Living Parents Can Leave Older Adults Feeling Blue
Further, adult children who may have been abused or neglected by their parents are especially vulnerable—both when at least one parent is alive, and when a parent dies.
“Older adults adjust fairly well to the death of a parent, especially a parent who lived a full life,” says Deborah Carr, a professor of sociology at Rutgers University. “But that’s if they had a close, warm, supportive relationship with the parent. But if they had a difficult childhood and were neglected emotionally, they have a much tougher time, both when the parent is alive and when the parent dies.”
The study is based on an analysis of data from the Wisconsin Longitudinal Study (WLS), an ongoing study of 10,317 men and women who graduated from high schools in Wisconsin in 1957. The participants in that study have been interviewed at ages 36, 54, 65, and 72. Carr’s analysis focuses on the 6,140 people interviewed at age 65 in 2004.
Participants were asked whether their parents were alive; about what kind of relationship they had with their parents; and about their own their own mental health, such as, “How often in the past week have you felt tired, sad, or blue?”
“It’s important to understand that we’re talking about depressive symptoms such as sadness—not clinical depression, which is a medical diagnosis,” Carr says.
The findings held some surprises, Carr says.

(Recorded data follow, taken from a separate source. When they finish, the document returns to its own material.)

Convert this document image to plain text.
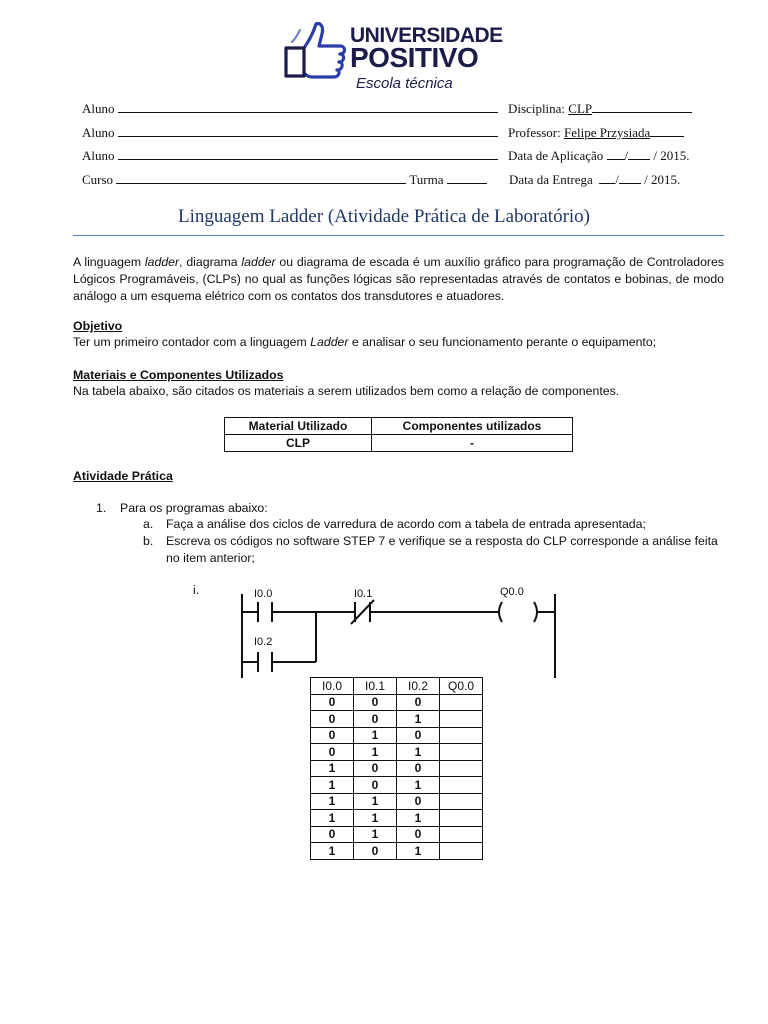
UNIVERSIDADE
POSITIVO
Escola técnica
Aluno
Aluno
Aluno
Curso	Turma
Disciplina: CLP
Professor: Felipe Przysiada
Data de Aplicação / / 2015.
Data da Entrega / / 2015.
Linguagem Ladder (Atividade Prática de Laboratório)
A linguagem ladder, diagrama ladder ou diagrama de escada é um auxílio gráfico para programação de Controladores Lógicos Programáveis, (CLPs) no qual as funções lógicas são representadas através de contatos e bobinas, de modo análogo a um esquema elétrico com os contatos dos transdutores e atuadores.
Objetivo
Ter um primeiro contador com a linguagem Ladder e analisar o seu funcionamento perante o equipamento;
Materiais e Componentes Utilizados
Na tabela abaixo, são citados os materiais a serem utilizados bem como a relação de componentes.
Material Utilizado	Componentes utilizados
CLP	-
Atividade Prática
1. Para os programas abaixo:
a. Faça a análise dos ciclos de varredura de acordo com a tabela de entrada apresentada;
b. Escreva os códigos no software STEP 7 e verifique se a resposta do CLP corresponde a análise feita
no item anterior;
i.	I0.0	I0.1
I0.2
Q0.0
I0.0	I0.1	I0.2	Q0.0
0	0	0	
0	0	1	
0	1	0	
0	1	1	
1	0	0	
1	0	1	
1	1	0	
1	1	1	
0	1	0	
1	0	1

“I expected people with two living parents to be the best off in mental health terms. But, no matter how many ways I ran the models, people with two living parents had more sadness than people with one, and people with one living parent had more sadness than people whose parents had died.”
These living parents were in their mid-80s to mid-90s, so the challenges they faced with illness, dementia, and other difficulties of later-life might have taken an emotional toll on their adult children.
Women were more likely than men to suffer stress and depressive symptoms, Carr says. “This makes sense, because women are more often the caretakers for their elderly parents. And if they think they’re caring for parents who were once neglectful or unkind to them, that might add to feelings of resentment and bitterness.”
When the formerly abusive parent dies, his or her child may feel acute sadness because the issues between them have been left unresolved.
“No matter what, if you didn’t feel loved, if you didn’t feel safe, when you were a child, you’re likely to be depressed and angry about that,” Carr says. “And if you take good care of that parent at the end of their life, and they die without those issues having been resolved, you’re more vulnerable to depressive symptoms.
“Those who felt loved and protected by their parents when growing up, may certainly miss their parents after they have died, but they are less susceptible to the feelings of deep sadness that neglected children experience. The emotional support one enjoyed in childhood may provide a sense of solace when grieving for parents in later life.
Carr presented her findings at the annual meeting of the American Sociological Association.